Therapeutic Dose: Protecting Pharma's Supply Chain

Feb. 14, 2012
Until we can examine every supplier of excipient and API, we’ll need to do our own detective work, but that will help us with Quality by Design.

Recently, various LinkedIn groups have been hosting some interesting discussions on the pharmaceutical supply chain. Pharma shares many characteristics with the food industry. I recently read [1] that one frozen pizza can contain as many as 50 ingredients from 10 or more countries. A law had been proposed in Congress that would have required companies to be able to trace the suppliers of any ingredient, at any point in its life cycle. That law was shot down. Right now, food companies only have to track who sold them something and whom they sold sold their product to.

Why does this concern us in the pharmaceutical industry? Many of the excipients we use are supplied by the same people who supply food companies. Remember, pharma buys only a small portion of the lactose, sucrose, cocoa butter, and other “fillers” that are sold. The typical pharma company has dozens of suppliers around the world for each material it uses to manufacture its products. Aside from any potential health problems they may pose (remember heparin?), the consistency of the raw materials is problematic, at best.

Sadly, most drug manufacturers today don’t know what  a “good” raw material really is. One discussion chain suggested that we include ingredient vendors in formulation planning sessions (on a forum started by my friend Hedley Rees, author of a critical new book [2]). Vendors may not know pharmaceutical production, per se, but they know the grades of materials they can provide. If proposed formulations were discussed with vendors (under a confidentiality agreement, of course), these vendors might be able to make positive suggestions as to the correct grades and specs for the materials used.  While suppliers will seldom change material properties to meet our specs (remember: we are small customers, by comparison with food people), they can suggest the best grade for the process we describe to them.
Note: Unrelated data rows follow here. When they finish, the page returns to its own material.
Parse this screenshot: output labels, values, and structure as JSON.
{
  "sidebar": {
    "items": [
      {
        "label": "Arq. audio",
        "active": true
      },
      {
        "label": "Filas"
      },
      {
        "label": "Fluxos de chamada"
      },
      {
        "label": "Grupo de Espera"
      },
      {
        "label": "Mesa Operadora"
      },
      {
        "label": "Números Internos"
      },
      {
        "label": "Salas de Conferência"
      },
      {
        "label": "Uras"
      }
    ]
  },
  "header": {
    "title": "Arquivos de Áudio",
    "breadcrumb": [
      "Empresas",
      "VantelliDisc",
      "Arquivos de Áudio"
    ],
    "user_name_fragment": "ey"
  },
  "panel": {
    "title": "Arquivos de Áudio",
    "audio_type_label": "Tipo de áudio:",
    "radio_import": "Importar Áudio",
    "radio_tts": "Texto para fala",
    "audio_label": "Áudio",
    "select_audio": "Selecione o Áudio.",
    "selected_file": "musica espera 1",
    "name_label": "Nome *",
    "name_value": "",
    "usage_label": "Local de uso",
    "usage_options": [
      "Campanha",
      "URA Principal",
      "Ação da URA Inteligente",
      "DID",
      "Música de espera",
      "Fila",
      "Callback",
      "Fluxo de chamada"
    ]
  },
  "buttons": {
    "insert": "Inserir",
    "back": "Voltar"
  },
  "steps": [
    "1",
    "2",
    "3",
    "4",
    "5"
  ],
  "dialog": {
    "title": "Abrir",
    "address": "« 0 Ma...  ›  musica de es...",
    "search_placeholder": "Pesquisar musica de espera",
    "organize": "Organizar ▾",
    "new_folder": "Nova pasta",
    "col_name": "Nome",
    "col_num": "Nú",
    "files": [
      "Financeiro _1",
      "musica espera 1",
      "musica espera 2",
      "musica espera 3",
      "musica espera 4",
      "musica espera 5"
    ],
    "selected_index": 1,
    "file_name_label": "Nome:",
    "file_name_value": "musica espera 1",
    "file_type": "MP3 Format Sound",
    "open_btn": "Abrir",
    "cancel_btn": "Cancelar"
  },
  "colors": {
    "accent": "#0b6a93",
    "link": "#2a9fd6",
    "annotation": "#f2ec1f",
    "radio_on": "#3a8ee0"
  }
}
That is fine for correct physical parameters, but what about purity and consistency? While we now have vendor validation programs where we audit a supplier for cGMP violations, it is not inclusive of all suppliers. Even the FDA cannot inspect all the venues with which it is tasked. An example of futility might be China, where the FDA needs an “invitation” from the government to inspect a facility. I’m sure no one in the government would alert the manager of the facility of the upcoming “surprise” visit, would they? There are a number of steps we can take on the “home front” to help ourselves.

While I was researching suppliers for my NIR raw materials work (we didn’t have vendor validation in 1983), I traced every material back to its point of origin. I accounted for every place where material could be repackaged or relabeled as well as the origin of every material. One purpose was to determine whether any other material was produced at the point of origin. One example was talc; it was quarried in Alabama, crushed, packaged, and ETO-sterilized at the point of quarry. Since there was no chance of product mix-up, we did not need to do containerwise qualification, just a quick ID. Another example was aspirin. Several suppliers also made other materials and, consequently, we checked every container. One produced aspirin in an isolated building, packaged and shipped from there. This product only needed cursory examination upon receipt.

Until we can examine every supplier of every material, both excipients and APIs, we need to do our own detective work. The good news is that the data needed to produce meaningful tests (not LOD, sieve size and other USP tests) will apply to QbD processes. If we determine which are critical parameters, find accurate purity tests, and find the will to implement them, it almost doesn’t matter that the sources may be questionable. Forget about $50 Rolexes. As it turns out, Caveat emptor applies to all points of the supply chain.

References
1. “Your Food has been Touched by Multitudes,” Bloomberg Businessweek, August 29- September 4, 2011, pp. 29ff
2. Rees, H. “Supply Chain Management in the Drug Industry: Delivering Patient Value for Pharmaceuticals and Biologics”, Chapter 5, J. Wiley & Sons, Hoboken, NJ, February 11, 2011.